“If you can afford it, why not enjoy it while you can?” His wife, her envy dowsed by the aroma of the roast duck placed before her at that moment, cut off the tart comment she was about to make, and said simply, “Well, it’s nice to see everyone looking cheerful.”
Indeed, there was not a doleful face in the whole big dining room. As if everyone had decided simultaneously to compensate, this evening, for the gloom of previous dinners. The waiters were in a holiday mood all of their own, doing little skips to the music as they scurried around, and pretending to juggle with their loaded trays. Even the portly cook quit his ovens to come through and see what all the fun was about. He was given a tremendous cheer, and he grinned his delight, wiping the streaming sweat from his round face. Madame Cottin stood up, walked across to him, and presented him with her empty wine glass. She indicated her engrossed friends, and tugged the chef’s arm. Shy, reluctant, he allowed his portly frame to be tugged across the room, his wide grin showing a gap where he had lost a tooth. There were cheers and the stamping of feet as Madame Cottin pulled him to their table. The young bare-breasted woman smiled and nodded at the shy, grinning giant, and gently detached her lover from her nipple—the priest went on sucking contentedly, not even noticing the good-humoured events taking place around him. The young man, his lips circled in white, smiled his willing agreement, and the chef, stooping, tenderly took the plump nipple between thumb and finger and milked it into the wine glass. When it was filled, he lifted the glass triumphantly and drank the sweet milk in onesatisfying draught. To grateful comments from all sides, on the quality of his cuisine, he rolled grinning back to his kitchen, the swing doors springing shut behind him.

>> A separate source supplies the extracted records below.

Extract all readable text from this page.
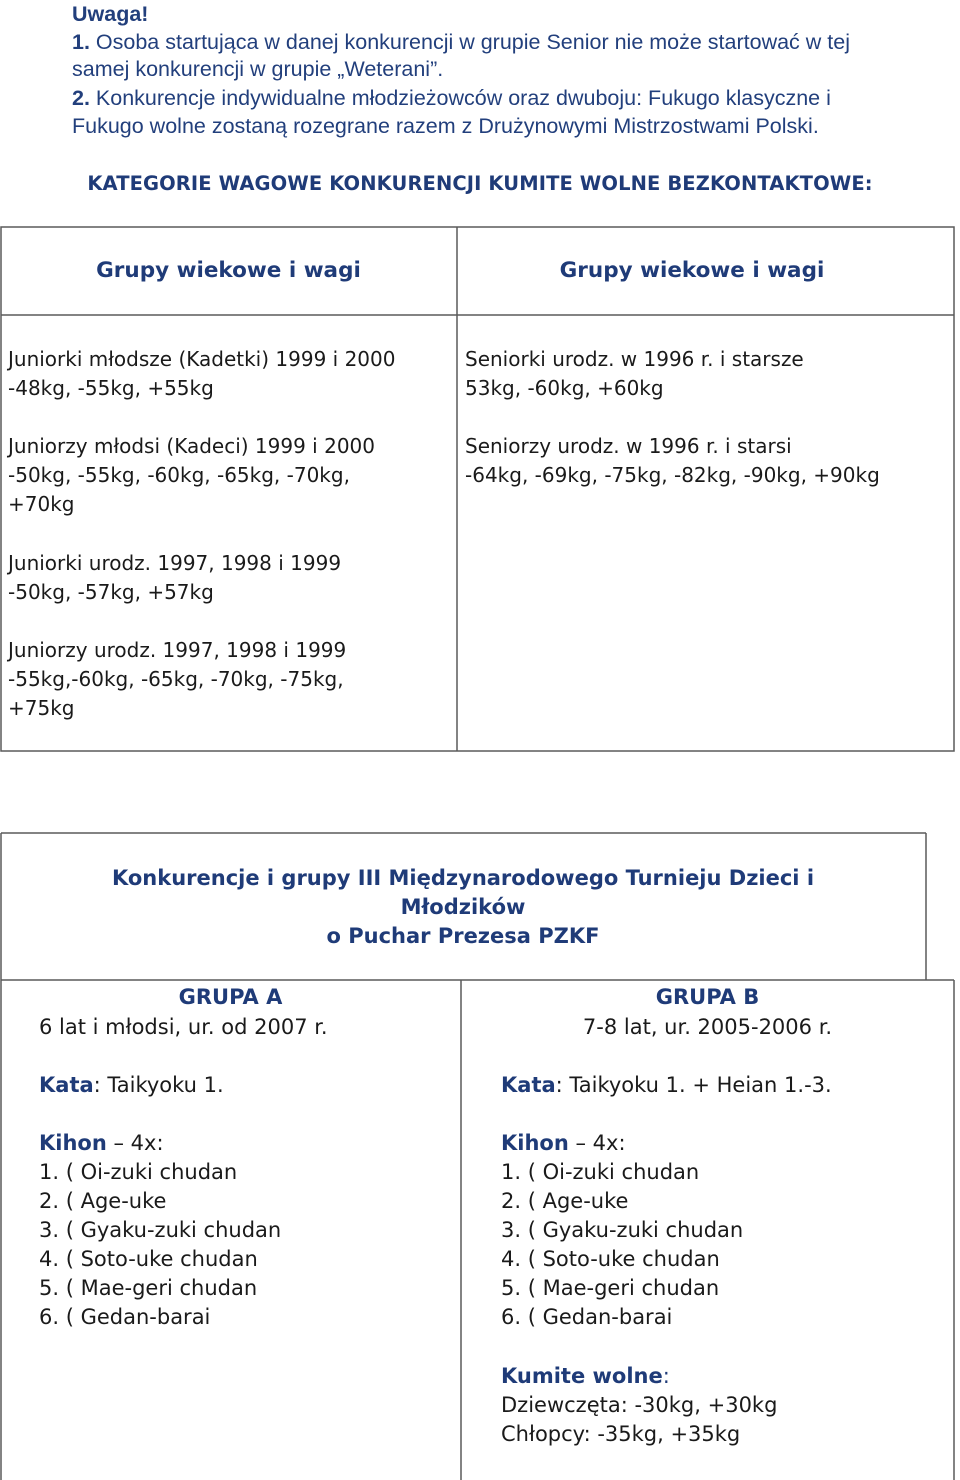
Uwaga!
1. Osoba startująca w danej konkurencji w grupie Senior nie może startować w tej
samej konkurencji w grupie „Weterani”.
2. Konkurencje indywidualne młodzieżowców oraz dwuboju: Fukugo klasyczne i
Fukugo wolne zostaną rozegrane razem z Drużynowymi Mistrzostwami Polski.
KATEGORIE WAGOWE KONKURENCJI KUMITE WOLNE BEZKONTAKTOWE:
Grupy wiekowe i wagi	Grupy wiekowe i wagi
Juniorki młodsze (Kadetki) 1999 i 2000
-48kg, -55kg, +55kg
Juniorzy młodsi (Kadeci) 1999 i 2000
-50kg, -55kg, -60kg, -65kg, -70kg,
+70kg
Juniorki urodz. 1997, 1998 i 1999
-50kg, -57kg, +57kg
Juniorzy urodz. 1997, 1998 i 1999
-55kg,-60kg, -65kg, -70kg, -75kg,
+75kg
Seniorki urodz. w 1996 r. i starsze
53kg, -60kg, +60kg
Seniorzy urodz. w 1996 r. i starsi
-64kg, -69kg, -75kg, -82kg, -90kg, +90kg
Konkurencje i grupy III Międzynarodowego Turnieju Dzieci i
Młodzików
o Puchar Prezesa PZKF
GRUPA A
6 lat i młodsi, ur. od 2007 r.
Kata: Taikyoku 1.
Kihon – 4x:
1. ( Oi-zuki chudan
2. ( Age-uke
3. ( Gyaku-zuki chudan
4. ( Soto-uke chudan
5. ( Mae-geri chudan
6. ( Gedan-barai
GRUPA B
7-8 lat, ur. 2005-2006 r.
Kata: Taikyoku 1. + Heian 1.-3.
Kihon – 4x:
1. ( Oi-zuki chudan
2. ( Age-uke
3. ( Gyaku-zuki chudan
4. ( Soto-uke chudan
5. ( Mae-geri chudan
6. ( Gedan-barai
Kumite wolne:
Dziewczęta: -30kg, +30kg
Chłopcy: -35kg, +35kg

At one of the other tables, a large one for a family of eight, the celebratory hubbub rivalled even the young lovers’ table for the other guests’ amused attention. Whole magnums of champagne were being got through in record time; glasses were being smashed; roaring toasts drunk; tuneless but joyful voices raised in the gypsy songs. Word spread that the head of the family, an ancient Dutchman, almost blind, had climbed the mountain behind the hotel and returned with mountain spiderwort, so named because it grows only in high places and in rock crannies accessible only to the spider. The old man had turned to botany late in life, and today’s find was the realization of his most cherished dream.
When they heard of this, Madame Cottin and the young woman had a whispered exchange and summoned their waiter. He sprang to their side, all attention, then as nimbly skipped to the Dutch table with their invitation. Almost before he could get his words out they were leaping from their chairs and pouring across to take up the kind offer. And after they had drained their glasses, or drunk directly from her breast, other smiling, slightly merry guests got up to join the queue. The band, too, demanded their refreshment. And even Vogel, without ever losing his supercilious expression and air of boredom—as if to say, I’m here, so I’d better join the herd—came over and sucked briefly at the breast. Returning to his sister, he wiped the milk from his lips with a sarcastic grin.
The sun, dropping suddenly, spread butter on the trees beyond the french windows, and the guests sobered. The priest took his mouth from the nipple, contentedly, and thanked her; thenfeeling a stab of pain in his heart as he remembered his mother, his guilt at her loneliness and poverty, so far away in his native Poland. Also, sadly, he had broken his vow. He had to get himself ready for the funeral service for those who had died in the flood and the fire. He felt more in the mood for a nap; but his duty had to be done. He stood up and looked for the pastor. They were to share the duties. The young woman fastened her dress.